WHAT HAS A nest at the top and an egg at the bottom? The riddle was thrown at the bridegroom’s entourage waiting outside the bride's village. The girl's family wanted to have the upper hand before the wedding, and hence the challenge. But their hopes were dashed as someone from the boy's side came up with the answer: “mahua flower”. After having won the contest, the groom's team was allowed to proceed to the bride's house. It was one of the many moments recollected by the people of Rakhadi village in Odisha when THE WEEK team visited them. The entire population of Rakhadi is Santhal. Riddles form an important part of Santhali customs, especially during weddings. “If the groom's team fails to answer, they will have to accept defeat publicly. The bride’s side will then gracefully welcome them,” said a villager.
Santhals are spread across Odisha, Jharkhand, West Bengal, Assam and Bihar. They are proud of their rich culture and they prefer to live in the lap of nature. To get a ringside view of the Santhal way of life, we spent a day at Rakhadi, nestled in the lush green mountains of Mayurbhanj district.
Tulsidas Hembram is one of the few villagers who can speak in Hindi. He had a love marriage, a rare occurrence among the Santhals here. “My wife eloped with me without telling her parents. She was from a neighbouring village. As soon as we returned to my village, I took her to the village elder, who asked for her consent and then got us married.” Adhering to local customs, a messenger from his village went to the girl’s village and told her family that there was no need to search for her as she was already married. Responding positively to the turn of events, a few members of her family then visited Hembram's village and took part in the festivities.
In the case of arranged marriages, if both parents of the bride are alive, they are gifted a cow and a goat as bride price. If only one parent is alive, the family receives either a cow or a goat. The traditional divorce system is quite simple. The wife just has to give back the wedding ring to the husband and kick a tumbler filled with leaves and water to mark the separation.
The Santhal settlement of Rakhadi is on an elevated terrain. A group of men guided us on a trek to a plain area atop a hill. On one corner of the levelled surface was a tall sal tree and underneath it was a shelter made of straw, with a stone inside. This is called jahira or the place of worship. During festivals and special occasions, villagers make their way up to this spot to pray. Santhals, like most other adivasis, worship nature.
A Santhal home is incomplete without a bow and an arrow. “This is our gun,” said Somu, a farmer, while shooting an arrow at a target. They use a pointed metal arrow to kill bigger animals, and a blunt arrow to knock out birds. Children learn hunting when they are seven or eight.

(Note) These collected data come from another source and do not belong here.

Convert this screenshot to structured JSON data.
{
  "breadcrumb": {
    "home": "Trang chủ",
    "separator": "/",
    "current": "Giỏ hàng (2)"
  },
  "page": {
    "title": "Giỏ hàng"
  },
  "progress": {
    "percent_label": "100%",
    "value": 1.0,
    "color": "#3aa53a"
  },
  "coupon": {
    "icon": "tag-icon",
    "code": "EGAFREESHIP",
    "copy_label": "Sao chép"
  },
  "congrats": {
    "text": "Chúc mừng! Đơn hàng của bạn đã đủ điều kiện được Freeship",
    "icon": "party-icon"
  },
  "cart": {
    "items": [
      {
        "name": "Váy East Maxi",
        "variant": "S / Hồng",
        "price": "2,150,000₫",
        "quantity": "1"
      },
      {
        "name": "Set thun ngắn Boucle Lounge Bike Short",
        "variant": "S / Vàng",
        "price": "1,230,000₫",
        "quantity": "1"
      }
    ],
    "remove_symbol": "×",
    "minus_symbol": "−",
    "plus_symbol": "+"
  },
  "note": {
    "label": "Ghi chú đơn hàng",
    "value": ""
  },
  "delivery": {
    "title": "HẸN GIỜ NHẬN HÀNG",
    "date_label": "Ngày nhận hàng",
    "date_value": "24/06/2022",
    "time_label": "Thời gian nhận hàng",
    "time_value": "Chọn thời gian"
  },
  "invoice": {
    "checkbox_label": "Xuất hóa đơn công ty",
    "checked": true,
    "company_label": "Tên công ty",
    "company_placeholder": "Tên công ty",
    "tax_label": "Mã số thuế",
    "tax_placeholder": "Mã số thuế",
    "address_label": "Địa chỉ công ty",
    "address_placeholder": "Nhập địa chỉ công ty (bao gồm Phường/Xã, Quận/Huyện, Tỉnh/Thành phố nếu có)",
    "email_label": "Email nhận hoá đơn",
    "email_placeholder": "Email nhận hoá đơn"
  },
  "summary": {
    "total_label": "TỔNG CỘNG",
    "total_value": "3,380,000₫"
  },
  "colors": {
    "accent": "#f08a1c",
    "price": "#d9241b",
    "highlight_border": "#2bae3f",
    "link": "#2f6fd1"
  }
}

The Santhals are known for their vibrant folk dance. There are broadly two types of dance forms—a welcome dance and another one performed during festivals. We watched a performance in which 25 women in colourful saris tapped their feet and moved their hands. They moved to a spot where two peacock statues were worshipped, even as a few men carrying a goat, a bow and arrow, a pot and a musical instrument joined them. They danced in a circular formation to the tune of drumbeats. A young boy wearing a dhoti and turban blew sakva, a musical instrument made of buffalo horn. Maina Murmu, who wore peacock feathers on her head, effortlessly lifted a dhagra, a decorative item weighing around 20kg, during the performance. “I am used to lifting it to my head. I can dance with it for two or three hours at a stretch,” she said.
When a child is born, no weddings are allowed in the village for three days. Whether it is a birth, death or a wedding ceremony, the entire village comes together like a family and celebrates it. It is a popular belief among Santhals that meat and fish cannot be eaten together except during the days of mourning.
Tribal cultures would be incomplete without their unique food habits. The local delicacy is pakhal bhat which is prepared by fermenting cooked rice with water. Rice beer called hadia, which is made with a dozen herbs, is a popular drink.
“The Santhals are content with their lives. They are never jealous or greedy,” said renowned Santhal writer and researcher Damayanti Beshra, who received the Padma Shri in 2020. “Today, there are close to 500 writers from our community. When I started, there were only one or two publishers who were willing to publish my books. The situation is very different now because of technology and latest software,” she said.
Most of the men and women of Rakhadi are engaged in farm work. A few are into trading. The women, of late, have been nursing the secret ambition of entering politics. “I want to meet Droupadi Murmu once,” said Saraswati Soren, a middle-aged woman. She and many others are inspired by Murmu.
None of the Santhals we met showed any interest in migrating to cities or making more money. As darkness engulfed Rakhadi, it was bedtime for Santhals, as they believe in sleeping early so as not to disturb the surrounding wildlife.